O que o uso desses brinquedos indica sobre nós mesmos? O filme Mulheres perfeitas, dirigido por Frank Oz, com roteiro de Paul Rudnick e estrelado por Nicole Kidman, Glen Close e outras lindas, parece nos dar uma dica que repercutiu, de outra forma, no Her, de Spike Jonze. Mulheres robôs parecem revelar muito sobre as conotações sexuais sublimadas, os medos, os tabus e os machismos que induzem à criação de “seres ideais” sexualmente gratificantes. A literatura está cheia de referências sobre o assunto, desde o paradigma do Pigmaleão (o de Ovídio, o de Shaw e o de outros mais), até o Sandman de Hoffmann e a Eva futura, de August Villiers - só pra citar alguns de uma infinita lista. O que essas histórias têm em comum? Todas falam do desejo masculino de criar uma mulher  perfeitamente controlada e obediente. Um tipo de brinquedo que seja uma mulher em aparência, mas que permaneça passiva e incapaz de qualquer tipo de julgamento. Um esforço que pode ser reduzido à noção de controle: Antony Ferguson no seu The sex doll: a history afirma, nessa perspectiva, “que a boneca sexual feminina é a última mulher sexualmente idealizada pelo homem”. Última, significa, no caso, melhor, superior. A mulher de brinquedo quase sempre é prometida como uma mulher perfeita porque, radicalmente passiva, ela é inocente, imóvel, confiável “e talvez o mais importante, silenciosa”. Com ela o homem adquire completo controle das relações e assume o seu velho papel de macho.

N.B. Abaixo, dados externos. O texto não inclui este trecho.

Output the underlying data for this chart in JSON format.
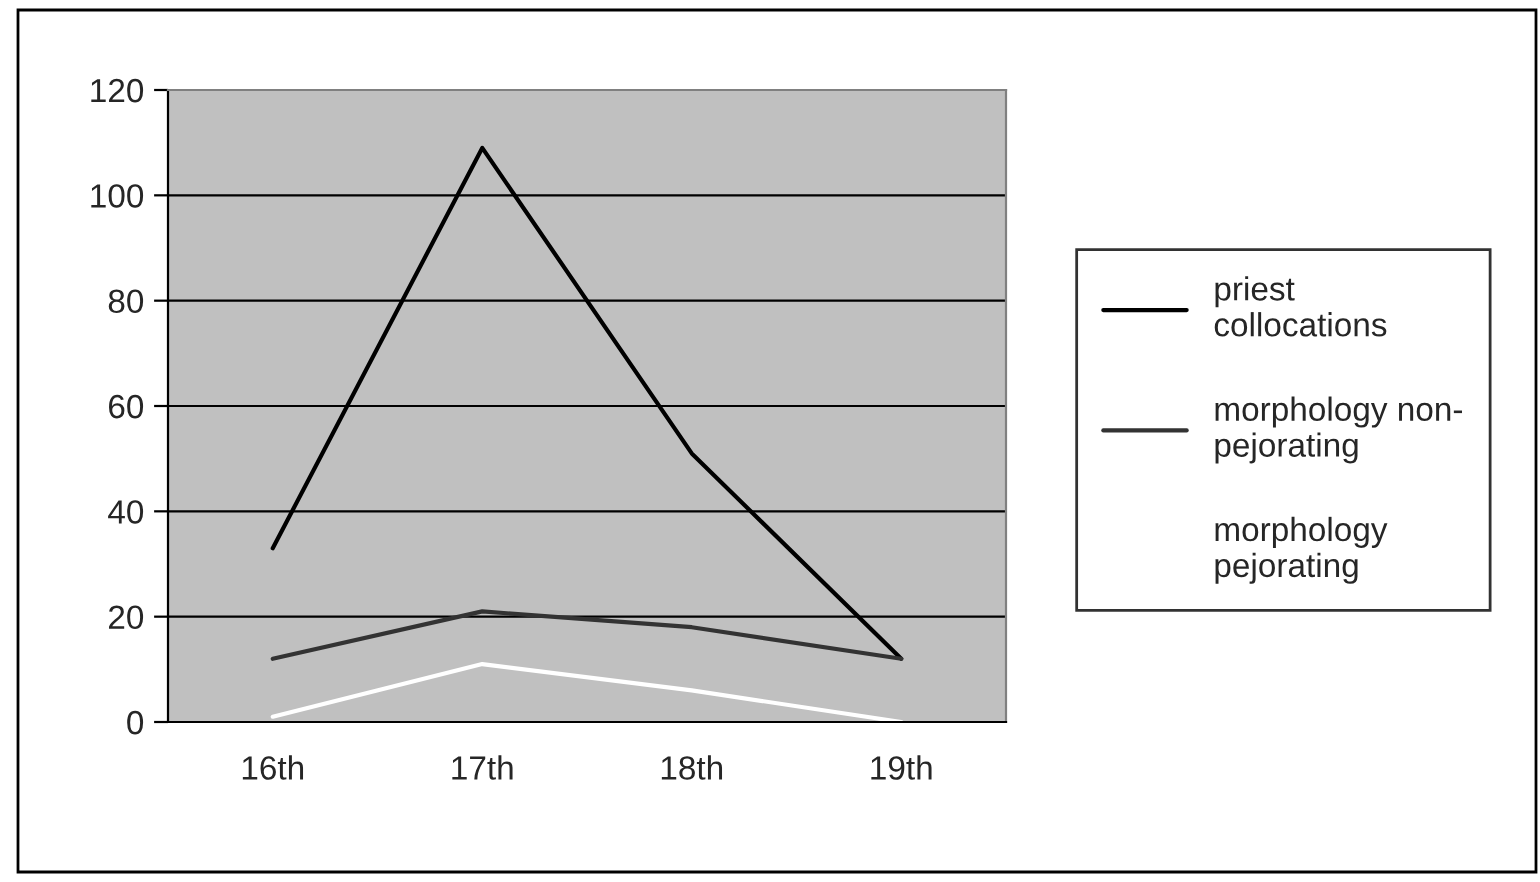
{
  "chart_data": {
    "type": "line",
    "categories": [
      "16th",
      "17th",
      "18th",
      "19th"
    ],
    "series": [
      {
        "name": "priest collocations",
        "color": "#000000",
        "values": [
          33,
          109,
          51,
          12
        ]
      },
      {
        "name": "morphology non-pejorating",
        "color": "#333333",
        "values": [
          12,
          21,
          18,
          12
        ]
      },
      {
        "name": "morphology pejorating",
        "color": "#ffffff",
        "values": [
          1,
          11,
          6,
          0
        ]
      }
    ],
    "ylim": [
      0,
      120
    ],
    "yticks": [
      0,
      20,
      40,
      60,
      80,
      100,
      120
    ],
    "grid": "y",
    "legend": "right",
    "marker": "none",
    "line_style": "solid"
  }
}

O número de empresas ao redor do mundo investindo dinheiro para desenvolver e aprimorar os brinquedos sexuais é muito grande e aponta para a importância ética e existencial dessa questão. Onde habitam nossos medos também crescem nossos fetiches. Necrofilia, galateísmo, pigmalionismo, estatuafilia, amaurofilia, sonofilia... são palavras cuja carga etimológica remete a heranças antigas e despertam hoje o interesse de muitos pesquisadores do pós e do trans-humanismo em seu projeto de aperfeiçoamento tecnológico do ser humano. A promessa de uma vida sexual gloriosa faz parte da busca pela felicidade. Mudaram os brinquedos, é verdade, mas a base psicológica desse desejo continua a mesma.

PS. Ah sim, já ia me esquecendo de falar da crise brasileira: gente, vamos fazer amor?